4.) Patience is a virtue. Don't allow yourself to be so wrapped up in what's in the future, that you forget to live in the here and now. Take a deep breath, clear your mind and do what you can today, right now. When you stop trying to force the world to happen when you want, you will find that it will happen when it's right. Because all things happen naturally, if you just allow them to. Patience is hard for me. I want my unborn child's room together right now; I want the garden completed today; and I want a new minivan, new kitchen cabinets, new den curtains and the hallway painted tomorrow. I want it all and I want it all now! I am learning to slow down, to understand that there is a process for everything, and that if I just relax things will happen in due time.

5.) Kids makes a mess, they spill things, they yell, they fight with their siblings and they drive you batty at times. They are kids. They must make a mistake to learn. They must use too much glitter to know how much, too much glitter is. Sibling rivalry is inevitable and sometimes you just have to let it happen. Screeching is loud but in the grand scheme of things how bad is it really? Embrace them while they are young, savor these moments, and for goodness sake allow yourself to laugh. Rearing children isn't easy. Just when you think it's hard, it gets harder.

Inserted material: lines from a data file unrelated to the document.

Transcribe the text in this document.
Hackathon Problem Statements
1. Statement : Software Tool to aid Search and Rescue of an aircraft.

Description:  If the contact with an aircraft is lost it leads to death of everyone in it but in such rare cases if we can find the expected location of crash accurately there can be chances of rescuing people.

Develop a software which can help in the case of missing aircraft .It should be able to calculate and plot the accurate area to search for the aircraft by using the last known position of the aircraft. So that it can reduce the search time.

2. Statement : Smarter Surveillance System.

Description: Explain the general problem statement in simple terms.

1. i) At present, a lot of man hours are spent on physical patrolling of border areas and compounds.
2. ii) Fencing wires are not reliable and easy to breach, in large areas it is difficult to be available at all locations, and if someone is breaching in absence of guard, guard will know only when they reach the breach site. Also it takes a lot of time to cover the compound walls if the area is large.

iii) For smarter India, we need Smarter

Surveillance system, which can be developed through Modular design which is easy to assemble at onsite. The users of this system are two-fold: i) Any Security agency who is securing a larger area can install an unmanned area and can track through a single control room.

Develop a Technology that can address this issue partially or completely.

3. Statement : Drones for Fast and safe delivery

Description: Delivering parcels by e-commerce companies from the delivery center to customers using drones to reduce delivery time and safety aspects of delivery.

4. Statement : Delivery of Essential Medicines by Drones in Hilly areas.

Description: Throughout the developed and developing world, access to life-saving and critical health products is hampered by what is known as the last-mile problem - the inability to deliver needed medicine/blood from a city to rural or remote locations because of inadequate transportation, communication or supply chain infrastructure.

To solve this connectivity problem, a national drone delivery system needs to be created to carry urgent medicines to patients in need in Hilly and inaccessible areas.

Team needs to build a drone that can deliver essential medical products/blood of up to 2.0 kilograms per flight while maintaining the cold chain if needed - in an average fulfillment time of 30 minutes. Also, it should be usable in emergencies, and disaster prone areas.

What I would give for a screaming infant some days; and how I laugh at the times when I thought one child was "hard." These moments are few and fleeting. They are over before you know it and once they are gone they are gone. Learn to just let the small things go. Glitter can be vacuumed, milk mopped, clothes washed and faces cleaned.

6.) Don't be greedy and boastful. Not only are they just ugly qualities, they also have a way of coming back around and slapping you in the face. Greed is a deadly sin. Don't take more than you can handle, it's wasteful. And know that the universe has it's way of balancing things out. What may be abundant to you one day, could be gone tomorrow. On the other hand, Boastfulness is a quality nobody enjoys. We are all good at some things and bad at others. Money comes and goes and there is no guarantee that what you have now will be there tomorrow. Be humble. Appreciate the things you have but also realize that what you value may not be important to others. Boasting just makes you look foolish and silly. Close your mouth and listen the world around you. Enjoy the conversations of others and stop trying to be the center of attention.

7.) You control your own happiness. Life ebbs and flows, it waxes and wanes and while there are good and bad days your happiness is your choice. Blaming other's for your unhappiness is not only unfair but is untrue. It is as asinine as blaming your cat for overeating. Rather than spending your time blaming someone else for how miserable you are, do something! If you are or were unhappy you choose to be there because you choose not to change it. That is no one else's fault but your own. Never put your happiness in someone Else's hands, and never be afraid to fight for it.


There is so much good in our everyday. I am learning to slow down and live in the moment. I am spending more time observing the world around me and learning to enjoy the special moments. Waking up earlier than the kids to bask in the moments of silence before the chaos. Keeping my priorities on target without forgetting my limitations. I am learning that this world does not revolve around me, while still making sure my feelings are heard. I am learning to be more patient, more kind, and less passive aggressive. Most of all I am learning to let it go. Life's unfair. People get things they don't deserve, while those who deserve it are left high and dry. I can't let myself become discouraged by everything I am unable to control. I will celebrate in other's triumph and and adapt when things don't go my way. Because while sometimes life may not be the party I had hoped for, I am might as well dance while I am here. 

1 comment:

  1. This is such wonderful self-reflection...so candid and articulate. All the time I am reminded of how lucky I am to have you as a daughter-in-law.